The coordinate plane is divided into four distinct regions called quadrants, each serving as a home for specific angle ranges. These quadrants help us categorize angles based on their position relative to the x-axis and y-axis.
Understanding the placement of an angle among the quadrants is essential for determining the sign of trigonometric functions like sine and cosine.

• First Quadrant: Angles here measure between 0 and \( \frac{\pi}{2} \). Both sine and cosine are positive.
• Second Quadrant: Covers angles from \( \frac{\pi}{2} \) to \( \pi \), where sine is positive and cosine is negative.
• Third Quadrant: Angles range from \( \pi \) to \( \frac{3\pi}{2} \). Here, both sine and cosine are negative.
• Fourth Quadrant: Encompasses angles from \( \frac{3\pi}{2} \) to \( 2\pi \). Sine is negative, but cosine is positive.

Knowing which quadrant an angle is in can easily guide you in calculating reference angles and evaluating trigonometric functions effectively.

Angle normalization helps in simplifying angles so they fit within a standard range, typically between 0 and \( 2\pi \) radians (or 0 to 360 degrees). This is crucial in trigonometry since many functions have behavior that repeats in cycles.
Here's how you do it:

• For a given positive angle, repeatedly subtract \( 2\pi \) until it falls within the desired range.
• For negative angles, add \( 2\pi \) until the angle is positive and fits within 0 to \( 2\pi \).

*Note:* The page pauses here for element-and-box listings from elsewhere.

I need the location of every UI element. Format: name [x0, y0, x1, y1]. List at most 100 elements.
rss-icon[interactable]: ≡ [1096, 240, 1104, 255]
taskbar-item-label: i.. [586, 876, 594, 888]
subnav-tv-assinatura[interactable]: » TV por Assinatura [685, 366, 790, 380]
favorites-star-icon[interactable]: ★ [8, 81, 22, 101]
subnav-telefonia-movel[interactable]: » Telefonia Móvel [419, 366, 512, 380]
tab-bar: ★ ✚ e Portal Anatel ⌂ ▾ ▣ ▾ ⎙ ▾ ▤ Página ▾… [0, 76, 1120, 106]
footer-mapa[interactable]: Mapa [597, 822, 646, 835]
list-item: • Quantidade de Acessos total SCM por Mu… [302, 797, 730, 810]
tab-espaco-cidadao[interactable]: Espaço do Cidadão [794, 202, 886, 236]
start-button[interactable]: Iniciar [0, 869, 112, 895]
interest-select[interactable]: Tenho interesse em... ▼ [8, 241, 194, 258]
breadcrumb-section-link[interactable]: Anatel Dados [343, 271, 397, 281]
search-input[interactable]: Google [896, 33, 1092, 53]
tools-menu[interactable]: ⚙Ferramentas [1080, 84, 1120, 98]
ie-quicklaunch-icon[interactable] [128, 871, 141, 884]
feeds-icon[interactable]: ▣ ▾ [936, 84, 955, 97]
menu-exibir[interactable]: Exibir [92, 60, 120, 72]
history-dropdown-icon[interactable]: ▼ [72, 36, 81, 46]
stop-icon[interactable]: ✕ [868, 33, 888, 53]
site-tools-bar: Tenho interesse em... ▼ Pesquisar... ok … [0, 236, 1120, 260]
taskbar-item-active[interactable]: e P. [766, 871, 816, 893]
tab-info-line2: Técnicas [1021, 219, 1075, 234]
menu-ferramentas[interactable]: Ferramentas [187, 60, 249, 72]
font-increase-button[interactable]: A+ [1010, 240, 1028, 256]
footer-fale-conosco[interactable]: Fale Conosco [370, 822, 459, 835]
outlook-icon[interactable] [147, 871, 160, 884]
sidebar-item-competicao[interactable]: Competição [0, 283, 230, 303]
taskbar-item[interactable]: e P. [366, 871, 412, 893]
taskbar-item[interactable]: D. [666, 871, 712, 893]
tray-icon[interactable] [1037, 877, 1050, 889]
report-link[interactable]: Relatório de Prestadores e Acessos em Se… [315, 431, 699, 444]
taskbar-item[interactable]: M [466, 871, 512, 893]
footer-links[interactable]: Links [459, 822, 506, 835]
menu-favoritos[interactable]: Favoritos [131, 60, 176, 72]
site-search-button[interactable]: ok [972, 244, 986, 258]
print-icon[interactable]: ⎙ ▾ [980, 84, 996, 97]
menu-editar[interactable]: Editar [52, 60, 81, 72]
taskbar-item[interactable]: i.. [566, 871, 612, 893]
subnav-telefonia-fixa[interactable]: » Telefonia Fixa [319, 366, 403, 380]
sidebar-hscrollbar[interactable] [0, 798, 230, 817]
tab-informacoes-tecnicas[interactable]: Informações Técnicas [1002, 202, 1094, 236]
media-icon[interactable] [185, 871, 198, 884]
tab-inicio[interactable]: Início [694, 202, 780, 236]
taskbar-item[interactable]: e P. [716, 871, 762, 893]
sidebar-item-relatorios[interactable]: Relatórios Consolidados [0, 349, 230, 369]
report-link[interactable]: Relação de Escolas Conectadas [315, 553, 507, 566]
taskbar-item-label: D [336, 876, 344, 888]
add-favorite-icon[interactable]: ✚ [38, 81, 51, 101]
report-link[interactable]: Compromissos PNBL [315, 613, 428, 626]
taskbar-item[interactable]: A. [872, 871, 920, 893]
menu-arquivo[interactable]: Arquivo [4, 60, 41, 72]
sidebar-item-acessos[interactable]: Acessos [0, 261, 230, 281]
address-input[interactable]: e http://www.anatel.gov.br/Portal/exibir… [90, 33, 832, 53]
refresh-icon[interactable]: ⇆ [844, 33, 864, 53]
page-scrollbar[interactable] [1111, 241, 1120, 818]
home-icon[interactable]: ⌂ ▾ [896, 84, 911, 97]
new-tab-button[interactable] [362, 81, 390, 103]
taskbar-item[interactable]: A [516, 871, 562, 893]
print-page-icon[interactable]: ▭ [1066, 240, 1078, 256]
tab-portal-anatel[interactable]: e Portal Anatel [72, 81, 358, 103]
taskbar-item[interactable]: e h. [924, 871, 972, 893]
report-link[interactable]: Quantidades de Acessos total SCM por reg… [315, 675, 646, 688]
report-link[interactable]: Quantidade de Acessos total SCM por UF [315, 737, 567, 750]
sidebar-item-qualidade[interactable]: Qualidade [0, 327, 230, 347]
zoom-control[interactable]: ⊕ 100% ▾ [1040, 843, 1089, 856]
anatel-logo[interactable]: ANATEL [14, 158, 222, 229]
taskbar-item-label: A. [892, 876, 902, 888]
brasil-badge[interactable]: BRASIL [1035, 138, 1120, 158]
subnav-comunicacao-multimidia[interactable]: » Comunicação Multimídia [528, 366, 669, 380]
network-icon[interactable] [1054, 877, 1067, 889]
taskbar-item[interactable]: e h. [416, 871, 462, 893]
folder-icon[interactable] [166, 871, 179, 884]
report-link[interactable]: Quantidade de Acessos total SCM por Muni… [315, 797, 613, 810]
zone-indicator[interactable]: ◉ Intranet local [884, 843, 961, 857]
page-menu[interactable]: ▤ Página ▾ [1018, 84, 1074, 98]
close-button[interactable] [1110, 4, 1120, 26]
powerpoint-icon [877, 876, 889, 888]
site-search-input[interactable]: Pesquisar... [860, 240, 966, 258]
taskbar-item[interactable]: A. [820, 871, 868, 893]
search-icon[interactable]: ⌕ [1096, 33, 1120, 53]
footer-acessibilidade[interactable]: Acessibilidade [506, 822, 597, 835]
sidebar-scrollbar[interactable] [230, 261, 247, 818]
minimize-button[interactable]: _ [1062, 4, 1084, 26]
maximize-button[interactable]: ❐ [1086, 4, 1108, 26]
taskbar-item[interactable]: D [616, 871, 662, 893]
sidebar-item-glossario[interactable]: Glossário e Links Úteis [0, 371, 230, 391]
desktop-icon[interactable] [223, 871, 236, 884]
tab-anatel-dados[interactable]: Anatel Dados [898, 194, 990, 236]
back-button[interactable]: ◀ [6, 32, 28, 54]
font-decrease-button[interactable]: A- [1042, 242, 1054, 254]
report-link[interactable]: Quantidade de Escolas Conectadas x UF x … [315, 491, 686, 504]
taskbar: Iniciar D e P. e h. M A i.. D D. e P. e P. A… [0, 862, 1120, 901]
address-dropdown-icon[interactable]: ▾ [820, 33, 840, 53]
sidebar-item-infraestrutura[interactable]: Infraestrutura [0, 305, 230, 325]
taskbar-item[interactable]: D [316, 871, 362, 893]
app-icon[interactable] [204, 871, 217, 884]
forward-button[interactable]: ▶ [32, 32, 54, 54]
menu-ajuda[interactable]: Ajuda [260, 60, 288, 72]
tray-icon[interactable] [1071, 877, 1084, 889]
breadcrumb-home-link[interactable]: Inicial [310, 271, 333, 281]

This method ensures the angle is "normalized" and aligns with the standard circle, making it easier to find trigonometric function values or a reference angle.

Radians are a way of measuring angles based on the radius of a circle. Unlike degrees, which divide a circle into 360 parts, radians are based on the circle's circumference.One full circle is \( 2\pi \) radians, and a half circle (or straight angle) is simply \( \pi \) radians. This measurement system is preferred in mathematics because it relates more naturally to various formulas and equations involving circles, making calculations more intuitive.
Converting between degrees and radians is straightforward:

• To convert degrees to radians, multiply by \( \frac{\pi}{180} \) .
• To convert radians to degrees, multiply by \( \frac{180}{\pi} \) .

Understanding radians can significantly enhance your ability to solve problems involving trigonometric functions and circular motion.

Trigonometric functions, like sine, cosine, and tangent, form the foundation of trigonometry. They relate the angles of a triangle to the lengths of its sides but are also fundamental in describing periodic phenomena such as sound waves, light waves, and more. Here's a brief overview:

• Sine (sin): Represents the ratio of the opposite side to the hypotenuse in a right triangle.
• Cosine (cos): Indicates the ratio of the adjacent side to the hypotenuse.
• Tangent (tan): The ratio of the opposite side to the adjacent side, essentially sine divided by cosine.

These functions have unique characteristics based on the quadrants where the angles are located, affecting their values. They are cyclical, repeating every \( 2\pi \) radians, which is why angle normalization becomes critical.These functions expand far beyond triangles, linking to concepts in calculus, physics, and engineering.